Entrevistas em inglês e francês contam a trajetória de um músico e ativista nigeriano. Mas não se deixe enganar: o filme é brasileiro.
 
Com direção de Joel Zito Araújo (o mesmo do importante documentário “A Negação do Brasil”), “Meu Amigo Fela” fala da vida e da obra do controvertido Fela Kuti, ídolo pop africano e mundial que dedicou sua carreira a compor e cantar contra as dominações coloniais. Não por acaso, o filme o compara a outros líderes de movimentos pela igualdade racial, incluindo os icônicos Malcolm-X, Martin Luther King e – por que não? – Marielle Franco.
 
A linha narrativa do documentário – e as próprias entrevistas – são conduzidas por Carlos Moore, amigo pessoal e biógrafo oficial do documentado.
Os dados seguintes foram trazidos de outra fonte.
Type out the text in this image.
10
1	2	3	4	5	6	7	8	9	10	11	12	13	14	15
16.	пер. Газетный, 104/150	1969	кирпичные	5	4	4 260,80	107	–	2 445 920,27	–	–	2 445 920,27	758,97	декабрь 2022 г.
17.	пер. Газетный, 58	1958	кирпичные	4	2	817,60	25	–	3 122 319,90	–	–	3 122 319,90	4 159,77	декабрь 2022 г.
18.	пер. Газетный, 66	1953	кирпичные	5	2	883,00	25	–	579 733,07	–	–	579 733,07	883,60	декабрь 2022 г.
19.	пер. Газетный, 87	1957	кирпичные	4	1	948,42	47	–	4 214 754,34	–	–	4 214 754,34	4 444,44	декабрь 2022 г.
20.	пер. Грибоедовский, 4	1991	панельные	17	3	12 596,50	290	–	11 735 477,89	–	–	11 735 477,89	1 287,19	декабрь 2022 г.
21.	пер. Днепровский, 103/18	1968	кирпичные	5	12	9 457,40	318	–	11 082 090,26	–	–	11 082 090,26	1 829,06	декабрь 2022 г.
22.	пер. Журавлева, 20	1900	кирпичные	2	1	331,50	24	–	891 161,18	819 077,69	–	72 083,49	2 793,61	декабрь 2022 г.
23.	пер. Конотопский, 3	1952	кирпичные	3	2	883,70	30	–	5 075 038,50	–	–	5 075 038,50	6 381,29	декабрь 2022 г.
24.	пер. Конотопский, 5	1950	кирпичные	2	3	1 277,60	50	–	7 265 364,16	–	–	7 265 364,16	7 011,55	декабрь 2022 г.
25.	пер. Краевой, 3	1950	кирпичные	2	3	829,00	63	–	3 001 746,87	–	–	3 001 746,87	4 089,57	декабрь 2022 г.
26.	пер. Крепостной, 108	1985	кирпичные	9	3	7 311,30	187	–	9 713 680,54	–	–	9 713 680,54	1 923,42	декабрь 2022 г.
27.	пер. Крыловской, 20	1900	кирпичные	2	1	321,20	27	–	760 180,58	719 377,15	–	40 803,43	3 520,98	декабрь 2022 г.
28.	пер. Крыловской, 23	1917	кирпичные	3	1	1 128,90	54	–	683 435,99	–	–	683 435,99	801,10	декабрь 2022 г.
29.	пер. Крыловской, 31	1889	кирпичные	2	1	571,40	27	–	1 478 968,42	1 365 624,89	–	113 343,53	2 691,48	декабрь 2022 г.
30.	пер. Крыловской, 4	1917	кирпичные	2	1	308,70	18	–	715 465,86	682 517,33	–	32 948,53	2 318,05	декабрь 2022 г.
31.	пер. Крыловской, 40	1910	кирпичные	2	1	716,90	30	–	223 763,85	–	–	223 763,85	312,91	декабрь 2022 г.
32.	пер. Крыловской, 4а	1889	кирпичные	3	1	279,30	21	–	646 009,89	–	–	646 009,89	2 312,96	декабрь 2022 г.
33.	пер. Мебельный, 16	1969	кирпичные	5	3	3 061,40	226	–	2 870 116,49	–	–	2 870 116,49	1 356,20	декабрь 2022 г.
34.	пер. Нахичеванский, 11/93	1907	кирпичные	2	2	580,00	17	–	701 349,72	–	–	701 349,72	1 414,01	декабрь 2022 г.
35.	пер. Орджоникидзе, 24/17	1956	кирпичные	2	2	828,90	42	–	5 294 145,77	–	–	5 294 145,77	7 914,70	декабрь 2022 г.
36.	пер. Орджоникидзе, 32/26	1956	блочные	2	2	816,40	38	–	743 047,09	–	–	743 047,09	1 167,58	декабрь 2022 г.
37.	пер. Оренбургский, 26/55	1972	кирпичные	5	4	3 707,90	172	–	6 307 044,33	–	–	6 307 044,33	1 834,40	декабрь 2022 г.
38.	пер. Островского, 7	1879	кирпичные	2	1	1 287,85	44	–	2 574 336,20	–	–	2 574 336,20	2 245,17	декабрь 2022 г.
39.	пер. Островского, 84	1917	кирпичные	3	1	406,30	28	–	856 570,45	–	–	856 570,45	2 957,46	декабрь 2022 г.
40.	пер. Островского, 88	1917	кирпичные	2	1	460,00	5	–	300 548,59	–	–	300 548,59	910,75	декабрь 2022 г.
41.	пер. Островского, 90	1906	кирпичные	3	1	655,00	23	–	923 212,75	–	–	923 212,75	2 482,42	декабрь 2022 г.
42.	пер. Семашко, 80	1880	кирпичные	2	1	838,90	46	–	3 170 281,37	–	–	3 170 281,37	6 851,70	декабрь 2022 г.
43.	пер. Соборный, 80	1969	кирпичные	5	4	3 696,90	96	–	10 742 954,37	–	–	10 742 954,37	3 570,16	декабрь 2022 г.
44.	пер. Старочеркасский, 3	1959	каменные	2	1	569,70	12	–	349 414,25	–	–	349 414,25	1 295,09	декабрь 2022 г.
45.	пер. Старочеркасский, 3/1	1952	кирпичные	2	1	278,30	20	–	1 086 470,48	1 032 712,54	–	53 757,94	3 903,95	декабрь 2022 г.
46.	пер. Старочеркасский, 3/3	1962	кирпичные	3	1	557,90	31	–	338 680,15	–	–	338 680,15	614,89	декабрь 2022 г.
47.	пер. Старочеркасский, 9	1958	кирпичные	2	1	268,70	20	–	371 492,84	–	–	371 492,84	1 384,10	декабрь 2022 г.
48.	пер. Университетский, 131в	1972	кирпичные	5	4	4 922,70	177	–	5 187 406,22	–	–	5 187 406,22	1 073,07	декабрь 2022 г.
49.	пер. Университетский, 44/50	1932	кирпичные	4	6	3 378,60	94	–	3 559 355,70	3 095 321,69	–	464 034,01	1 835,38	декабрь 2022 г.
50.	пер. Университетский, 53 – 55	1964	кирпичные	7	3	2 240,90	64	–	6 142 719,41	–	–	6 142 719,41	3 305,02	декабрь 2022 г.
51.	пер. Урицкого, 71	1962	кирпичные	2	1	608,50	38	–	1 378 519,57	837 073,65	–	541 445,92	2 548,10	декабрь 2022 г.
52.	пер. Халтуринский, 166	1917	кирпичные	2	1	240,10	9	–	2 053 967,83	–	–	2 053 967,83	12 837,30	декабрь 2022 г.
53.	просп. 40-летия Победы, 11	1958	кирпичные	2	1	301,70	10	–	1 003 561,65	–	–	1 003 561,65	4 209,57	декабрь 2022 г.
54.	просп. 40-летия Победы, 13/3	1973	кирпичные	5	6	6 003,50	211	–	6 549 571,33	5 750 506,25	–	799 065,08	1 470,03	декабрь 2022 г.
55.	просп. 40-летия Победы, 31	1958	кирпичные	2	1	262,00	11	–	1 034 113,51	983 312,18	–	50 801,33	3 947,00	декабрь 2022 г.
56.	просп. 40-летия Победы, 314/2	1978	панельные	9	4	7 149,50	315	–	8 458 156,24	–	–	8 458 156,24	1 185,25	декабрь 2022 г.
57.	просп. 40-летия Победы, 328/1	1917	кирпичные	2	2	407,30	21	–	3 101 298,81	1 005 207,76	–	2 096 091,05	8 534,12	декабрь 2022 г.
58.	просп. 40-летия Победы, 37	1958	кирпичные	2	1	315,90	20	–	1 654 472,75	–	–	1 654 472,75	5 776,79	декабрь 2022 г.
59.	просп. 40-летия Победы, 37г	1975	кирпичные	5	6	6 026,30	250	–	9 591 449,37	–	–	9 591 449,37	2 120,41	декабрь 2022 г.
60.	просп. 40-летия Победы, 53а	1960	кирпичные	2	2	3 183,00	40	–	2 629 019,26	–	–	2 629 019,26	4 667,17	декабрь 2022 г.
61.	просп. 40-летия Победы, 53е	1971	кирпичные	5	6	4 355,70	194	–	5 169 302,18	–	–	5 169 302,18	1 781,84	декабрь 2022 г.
Ele investiga Fela através dos olhares de pessoas importantes que conviveram com o ídolo, incluindo seu filho, amigos próximos, colegas de música e uma de suas ex-esposas, Sandra Izsadore. “Ex-esposa”, aqui, é uma palavra que assume contornos, digamos, épicos: Fela teve 27 delas, sendo várias ao mesmo tempo. Isso sem contar as extra-oficiais. O filme acaba justificando o fato através de uma alegada cultura poligâmica vinda de diferentes tribos africanas, mas prefere não fazer juízo de valor quando a violência de Fela contra algumas delas acaba vindo à tona nos depoimentos.
 
Atribua-se ou não a situação ao fervente caldo cultural que dominava as produções artísticas e intelectuais dos anos 1970 – época do auge de Fela – o fato é que o filme é competente e instigante ao retratar não apenas o período, como também a força da mensagem antirracial e anticolonial do astro nigeriano. Um astro que acabou ele próprio se ofuscando em meio a devaneios tidos como espirituais e arroubos de exacerbada auto-estima que empanaram o brilho de uma efervescente carreira.